We were dead wrong. We through we knew how bottom dwelling you guys are, but you proved us wrong. You’re even farther beneath that than we thought. Sneakin’ behind us in a ring full of other guys and throwin’ us over?
~Haas shakes his head in disappointment and anger
It’s a disgrace to call you two the #1 Contenders for our titles. We hold these titles with respect and that’s something you two know nothin’ about. Because we have…what did you say it was, Crazy?
"El Corazon de los Campeones." The Heart of Champions.
That’s it. We got it. But you don’t.
As a matter of fact, if you guys are the next best guys for our gold, I almost don’t want to know what the rest of the division is like. See, we’re competitive guys. We live off that. And if there’s no other team in the division with…
~Haas points to Crazy
"El Corazon de los Campeones." The Heart of Champions.

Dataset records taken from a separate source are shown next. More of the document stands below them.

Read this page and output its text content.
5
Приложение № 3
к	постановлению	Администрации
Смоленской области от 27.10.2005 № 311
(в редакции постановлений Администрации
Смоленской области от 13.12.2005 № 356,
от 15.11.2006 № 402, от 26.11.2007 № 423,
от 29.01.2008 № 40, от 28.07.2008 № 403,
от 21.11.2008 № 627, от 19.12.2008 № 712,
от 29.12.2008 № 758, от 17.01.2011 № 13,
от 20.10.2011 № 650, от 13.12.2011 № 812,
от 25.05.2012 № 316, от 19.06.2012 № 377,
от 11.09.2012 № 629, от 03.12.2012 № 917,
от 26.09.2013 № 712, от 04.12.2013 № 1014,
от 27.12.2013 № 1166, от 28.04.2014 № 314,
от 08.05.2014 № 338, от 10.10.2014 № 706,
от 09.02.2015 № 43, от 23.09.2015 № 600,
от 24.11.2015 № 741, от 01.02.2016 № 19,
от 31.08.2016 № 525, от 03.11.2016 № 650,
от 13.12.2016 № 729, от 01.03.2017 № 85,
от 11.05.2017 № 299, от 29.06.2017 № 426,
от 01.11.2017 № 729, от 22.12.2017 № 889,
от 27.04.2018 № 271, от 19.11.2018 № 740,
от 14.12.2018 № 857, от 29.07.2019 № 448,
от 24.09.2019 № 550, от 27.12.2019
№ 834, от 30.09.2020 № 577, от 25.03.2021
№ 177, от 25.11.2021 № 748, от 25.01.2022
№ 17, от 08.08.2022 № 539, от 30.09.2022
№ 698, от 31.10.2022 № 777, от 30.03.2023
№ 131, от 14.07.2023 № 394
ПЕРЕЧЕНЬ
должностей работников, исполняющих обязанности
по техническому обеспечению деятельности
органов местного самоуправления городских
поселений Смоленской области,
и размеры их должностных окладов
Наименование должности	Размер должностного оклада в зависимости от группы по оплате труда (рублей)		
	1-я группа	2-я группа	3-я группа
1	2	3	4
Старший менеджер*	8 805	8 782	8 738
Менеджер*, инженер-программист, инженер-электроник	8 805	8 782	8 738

With that, then maybe we just need new competition.
Nick Nameth. Jack Hagar. If you’re really as good as you think you are, you’ll bring it to us face to face. But until then, you guys ain’t worth squat. Because you’ll never have…
~One last point to Super Crazy
"El Corazon de los Campeones." The Heart of Champions!!

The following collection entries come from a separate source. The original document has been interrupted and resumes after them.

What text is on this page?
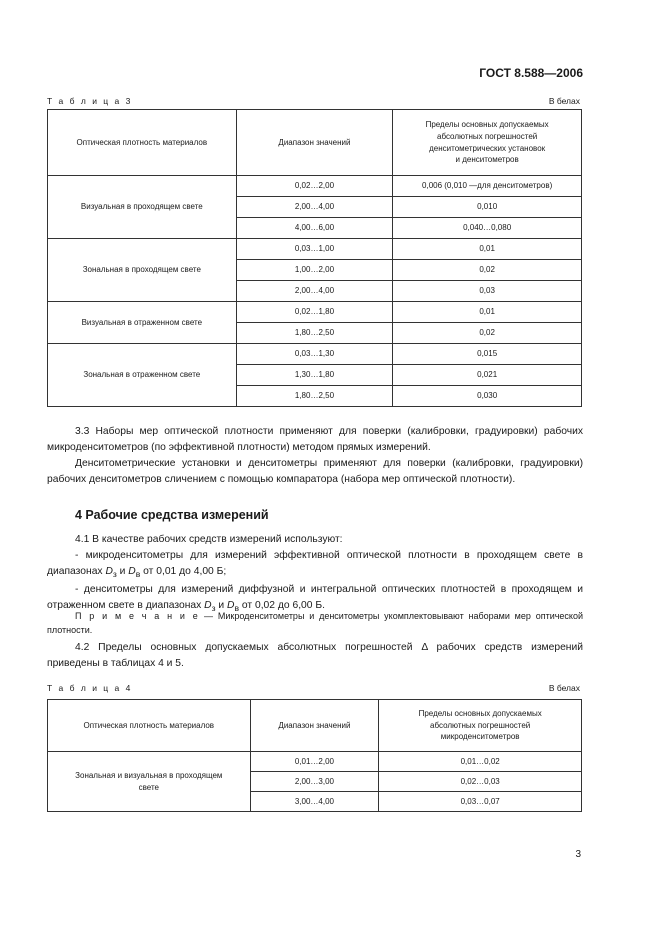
ГОСТ 8.588—2006
Т а б л и ц а 3	В белах
Оптическая плотность материалов	Диапазон значений	Пределы основных допускаемых
абсолютных погрешностей
денситометрических установок
и денситометров
Визуальная в проходящем свете	0,02…2,00	0,006 (0,010 —для денситометров)
	2,00…4,00	0,010
	4,00…6,00	0,040…0,080
Зональная в проходящем свете	0,03…1,00	0,01
	1,00…2,00	0,02
	2,00…4,00	0,03
Визуальная в отраженном свете	0,02…1,80	0,01
	1,80…2,50	0,02
Зональная в отраженном свете	0,03…1,30	0,015
	1,30…1,80	0,021
	1,80…2,50	0,030

3.3 Наборы мер оптической плотности применяют для поверки (калибровки, градуировки) рабочих микроденситометров (по эффективной плотности) методом прямых измерений.

Денситометрические установки и денситометры применяют для поверки (калибровки, градуировки) рабочих денситометров сличением с помощью компаратора (набора мер оптической плотности).

4 Рабочие средства измерений

4.1 В качестве рабочих средств измерений используют:

- микроденситометры для измерений эффективной оптической плотности в проходящем свете в диапазонах $D_з$ и $D_в$ от 0,01 до 4,00 Б;

- денситометры для измерений диффузной и интегральной оптических плотностей в проходящем и отраженном свете в диапазонах $D_з$ и $D_в$ от 0,02 до 6,00 Б.

П р и м е ч а н и е — Микроденситометры и денситометры укомплектовывают наборами мер оптической плотности.

4.2 Пределы основных допускаемых абсолютных погрешностей Δ рабочих средств измерений приведены в таблицах 4 и 5.

Т а б л и ц а 4	В белах
Оптическая плотность материалов	Диапазон значений	Пределы основных допускаемых
абсолютных погрешностей
микроденситометров
Зональная и визуальная в проходящем
свете	0,01…2,00	0,01…0,02
	2,00…3,00	0,02…0,03
	3,00…4,00	0,03…0,07
3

~Super Crazy screams that last one into the camera
…and so you’ll never have these titles.
~Benjamin pats his belt as he and Haas stare back at us with incredibly angry looks before fading away…

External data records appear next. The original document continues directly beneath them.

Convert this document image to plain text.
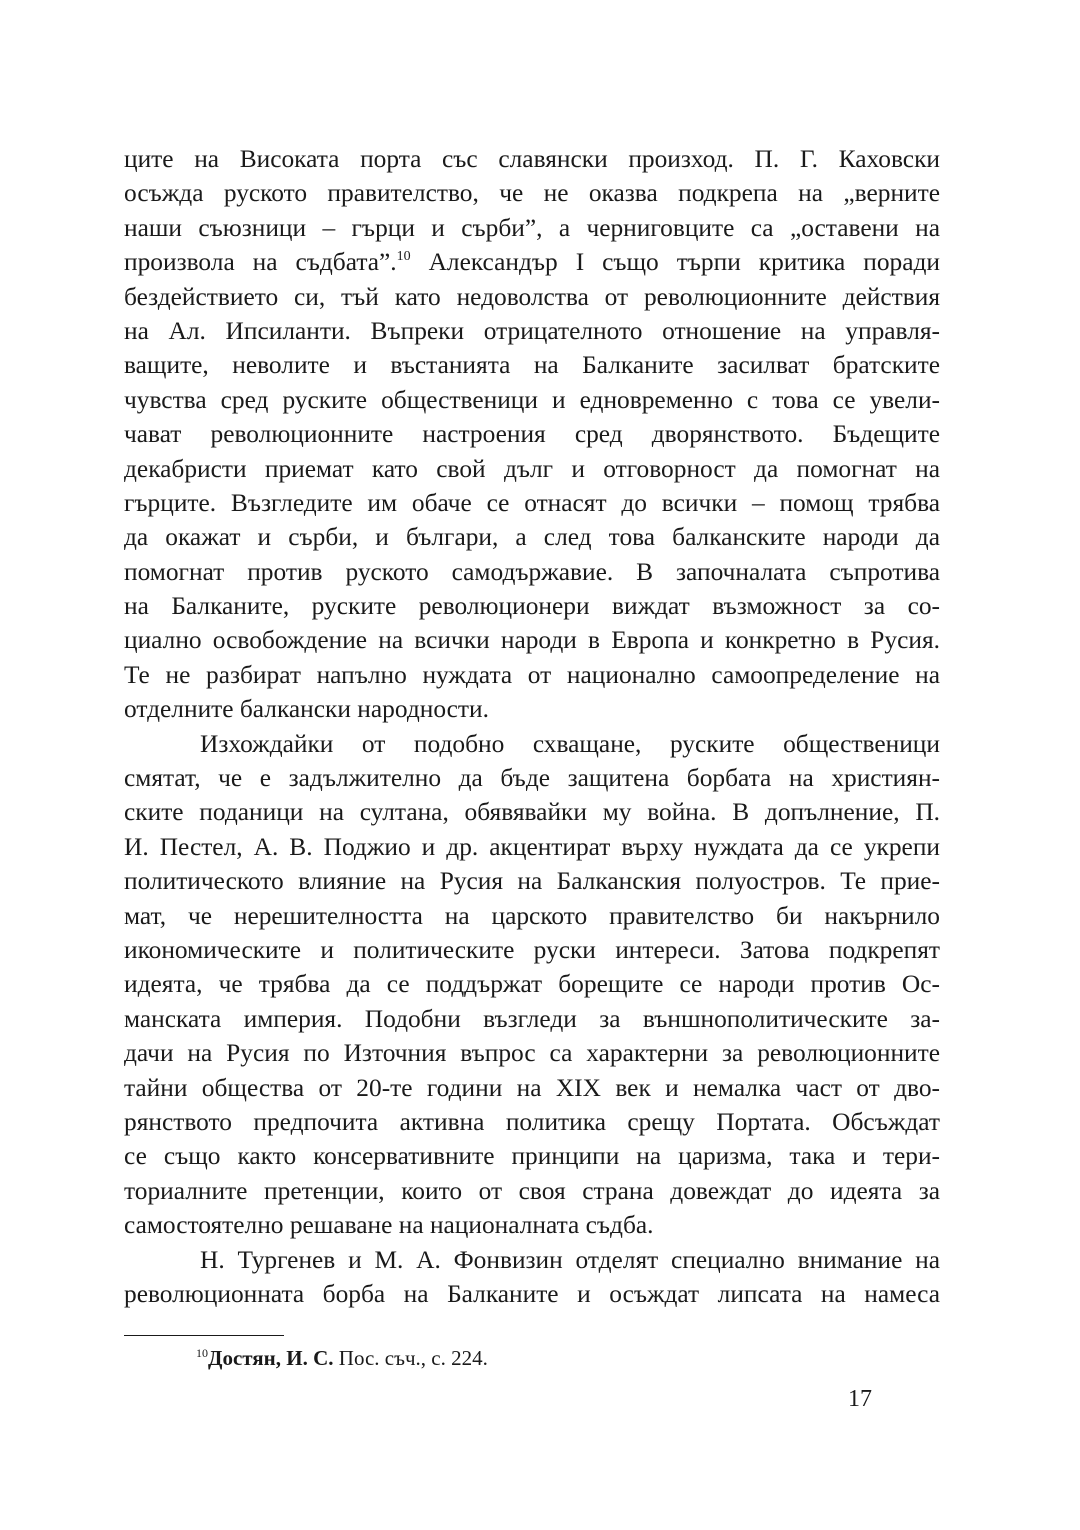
ците на Високата порта със славянски произход. П. Г. Каховски
осъжда руското правителство, че не оказва подкрепа на „верните
наши съюзници – гърци и сърби”, а черниговците са „оставени на
произвола на съдбата”.$^{10}$ Александър I също търпи критика поради
бездействието си, тъй като недоволства от революционните действия
на Ал. Ипсиланти. Въпреки отрицателното отношение на управля-
ващите, неволите и въстанията на Балканите засилват братските
чувства сред руските общественици и едновременно с това се увели-
чават революционните настроения сред дворянството. Бъдещите
декабристи приемат като свой дълг и отговорност да помогнат на
гърците. Възгледите им обаче се отнасят до всички – помощ трябва
да окажат и сърби, и българи, а след това балканските народи да
помогнат против руското самодържавие. В започналата съпротива
на Балканите, руските революционери виждат възможност за со-
циално освобождение на всички народи в Европа и конкретно в Русия.
Те не разбират напълно нуждата от национално самоопределение на
отделните балкански народности.
Изхождайки от подобно схващане, руските общественици
смятат, че е задължително да бъде защитена борбата на християн-
ските поданици на султана, обявявайки му война. В допълнение, П.
И. Пестел, А. В. Поджио и др. акцентират върху нуждата да се укрепи
политическото влияние на Русия на Балканския полуостров. Те прие-
мат, че нерешителността на царското правителство би накърнило
икономическите и политическите руски интереси. Затова подкрепят
идеята, че трябва да се поддържат борещите се народи против Ос-
манската империя. Подобни възгледи за външнополитическите за-
дачи на Русия по Източния въпрос са характерни за революционните
тайни общества от 20-те години на XIX век и немалка част от дво-
рянството предпочита активна политика срещу Портата. Обсъждат
се също както консервативните принципи на царизма, така и тери-
ториалните претенции, които от своя страна довеждат до идеята за
самостоятелно решаване на националната съдба.
Н. Тургенев и М. А. Фонвизин отделят специално внимание на
революционната борба на Балканите и осъждат липсата на намеса
$^{10}$Достян, И. С. Пос. съч., с. 224.
17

Spoiler for American Made makes a challenge:
We see another blank background, Nick Nameth and Jack Hagar, American Made, waltzing into the frame very casually.
Tsk, tsk, tsk. Shelton and Charlie. You guys just don’t get it, do you?
~Nameth looks over to Hagar with a “the don’t get it” look before looking back to the camera
We don’t show you any respect because we simply DON’T respect you. We just know we’re better than you. So we don’t respect you because those titles should very well be ours.
~Hagar nods in agreement
Now see, we’re pretty impatient guys. So we really want to prove to you that we’re better than you. But more than that, we really, really just want those Tag Team Championships to come rest on their rightful patriotic shoulders. We don’t need “Heart of Champions” to be champions. We just need those straps to fit around these gorgeous waists.
~Nameth and Hagar both grin as they both motion around their waists
But we can’t wait anymore. Our Manifest Destiny is right around the corner. And by right around the corner, we mean this coming Oblivion. We’re not gonna wait until the Supershow to get what’s ours. So listen up, hacks! We, American Made, will take you on THIS WEEK for the AOW Tag Team Championships!
~Nameth and Hagar’s cocky smiles disappear for a moment
That’s right. And we’ll show you just how strong your competition really is.
And trust us. The rightful and respected team will walk out with those titles. And from one pair of All-Americans to another - we guarantee it.
~AM’s cocky smiles reappear as we fade away, their teeth almost being beacons of light in the fade to black…
The Hammerstein Ballroom – Manhattan, New York City, New York
“Atone the Alone”
.:Confirmed for Oblivion:.
~Muhammad Hassan’s Bounty Challenge~
CM Punk v. Brent Albright
Ken Doane v. Jack Evans w/Low Ki
~AOW Tag Team Championships~
World’s Greatest Tag Team(c) v. American Made
Thanks in bunches for the nice crop of feedback, gentlemen. hebtheeagle, welcome to the section and no problem on you feedbacking the wrong show. As for this bit, these are NOT the best of the bunch as far as exclusives go, but I hope they do the job and understand (storyinewise, anyway) why they're getting done. No news to report and the confirmation card is essentially to serve as another half-assed show preview. I'm falling out of favor of doing those, actually. But there it is. Hoping to get the next show up by Monday or so before my last wave of exams smack me in the face. Hope all are well (and maybe Melvis posts a PPV ) 'til then.